Pai ausente

50% dos brasileiros veem pais de hoje menos presentes na vida dos filhos, revela pesquisa

Apesar da cobrança por maior convivência, mais de 80% da população concorda que a figura paterna é fundamental para o desenvolvimento das crianças

Por Camila Almeida 07/08/2026 às 21:30 2 min de leitura

A rotina acelerada e a mudança nos papéis familiares estão transformando a forma como os brasileiros enxergam a paternidade. Um novo levantamento do Instituto Nexus revela um descompasso claro: enquanto a imensa maioria da população enxerga a figura paterna como essencial, metade dos entrevistados avalia que os pais de hoje interagem menos com os filhos do que as gerações passadas.

Além disso, o estudo aponta que homens e mulheres enxergam essa dedicação de formas bastante diferentes no cotidiano.

Gerações e percepções: pais mais ou menos presentes?

A avaliação sobre o engajamento dos pais muda bastante conforme o gênero de quem responde:

  • Visão das mulheres: 56% apontam que os pais estão menos presentes hoje, apenas 31% enxergam maior participação.
  • Visão dos homens: O público masculino se divide. 44% acham que a presença aumentou, enquanto outros 44% acreditam que diminuiu. 81% dos homens consideram o papel do pai crucial na criação dos filhos, contra 73% das mulheres.
  • Recorte por idade: O reconhecimento do impacto paterno é maior entre os jovens de 16 a 24 anos (82%) e cai para 62% entre idosos com 60 anos ou mais.

O que define um “bom pai” na prática?

A ideia do pai focado apenas em trabalhar para pagar as contas ficou no passado.

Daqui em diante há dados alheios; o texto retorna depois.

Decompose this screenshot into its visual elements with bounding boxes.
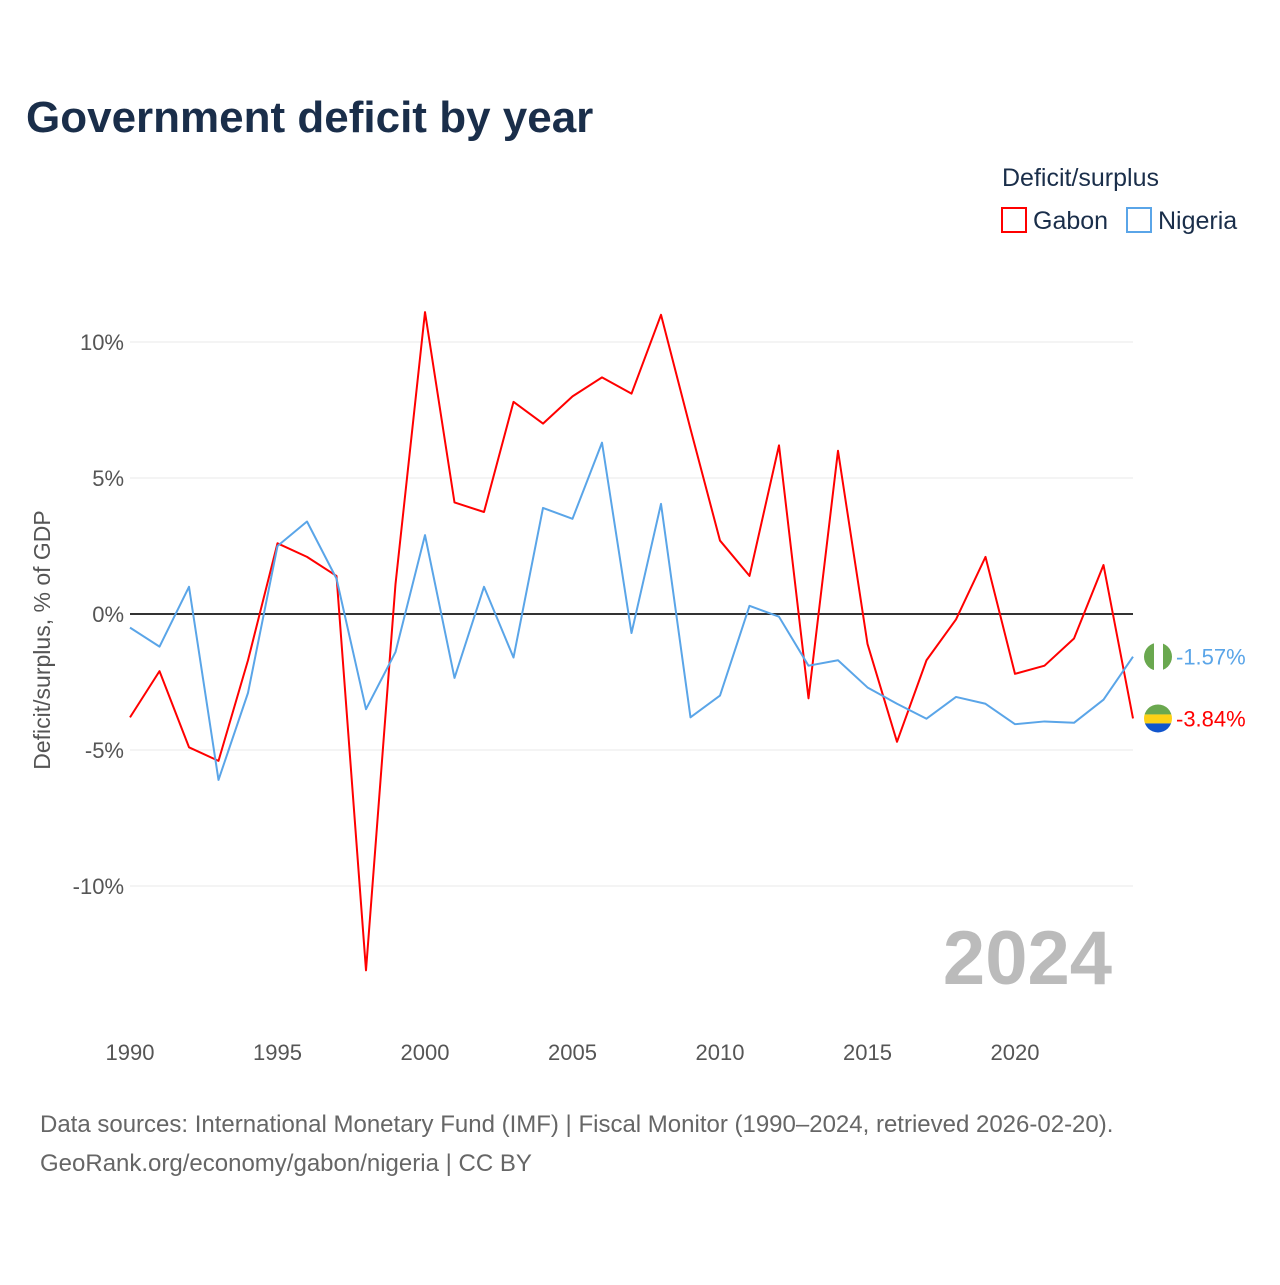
y-axis-label: Deficit/surplus, % of GDP xyxy=(29,510,55,769)
y-tick-label: 0% xyxy=(92,602,124,627)
end-value-label: -3.84% xyxy=(1176,706,1246,731)
footer-credit: GeoRank.org/economy/gabon/nigeria | CC B… xyxy=(40,1150,532,1177)
end-labels: -3.84% -1.57% xyxy=(1144,642,1246,733)
legend-label[interactable]: Gabon xyxy=(1033,207,1108,235)
legend-title: Deficit/surplus xyxy=(1002,164,1159,192)
series-line-gabon xyxy=(129,311,1134,972)
y-tick-label: 5% xyxy=(92,466,124,491)
legend-label[interactable]: Nigeria xyxy=(1158,207,1237,235)
x-tick-label: 1995 xyxy=(253,1040,302,1065)
chart-title: Government deficit by year xyxy=(26,93,593,142)
x-tick-label: 2000 xyxy=(401,1040,450,1065)
gridlines xyxy=(130,341,1133,887)
end-value-label: -1.57% xyxy=(1176,645,1246,670)
nigeria-flag-icon xyxy=(1144,642,1172,671)
year-watermark: 2024 xyxy=(943,916,1112,1001)
series-line-nigeria xyxy=(129,441,1134,781)
x-tick-label: 2010 xyxy=(696,1040,745,1065)
y-tick-label: 10% xyxy=(80,330,124,355)
y-tick-label: -5% xyxy=(85,738,124,763)
footer-sources: Data sources: International Monetary Fun… xyxy=(40,1111,1113,1138)
y-axis: 10% 5% 0% -5% -10% xyxy=(73,330,124,899)
x-axis: 1990 1995 2000 2005 2010 2015 2020 xyxy=(106,1040,1040,1065)
legend: Gabon Nigeria xyxy=(1001,207,1237,235)
legend-swatch xyxy=(1126,207,1152,233)
x-tick-label: 2020 xyxy=(991,1040,1040,1065)
x-tick-label: 2005 xyxy=(548,1040,597,1065)
series-lines xyxy=(129,311,1134,972)
legend-swatch xyxy=(1001,207,1027,233)
gabon-flag-icon xyxy=(1144,704,1172,733)
x-tick-label: 2015 xyxy=(843,1040,892,1065)
y-tick-label: -10% xyxy=(73,874,124,899)
x-tick-label: 1990 xyxy=(106,1040,155,1065)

Para a população brasileira, o afeto e a convivência valem muito mais do que a provisão econômica:

  • Estar presente no dia a dia: 49% (atributo mais valorizado, subindo para 53% entre as mulheres)
  • Educar e impor limites: 19%
  • Demonstrar carinho e afeto: 8%
  • Dar bom exemplo: 7%
  • Garantir segurança financeira: Apenas 3%

Conflito de gerações e prioridades

O estudo também destaca como o conceito de prioridade varia com a idade. Para a juventude e adultos até 40 anos, a presença física cotidiana é o pilar principal (superando os 55%). Já para os mais velhos, acima dos 60 anos, o papel prioritário do pai é educar e dar orientação com limites. No total, a pesquisa ouviu 2.013 pessoas em todas as regiões do país.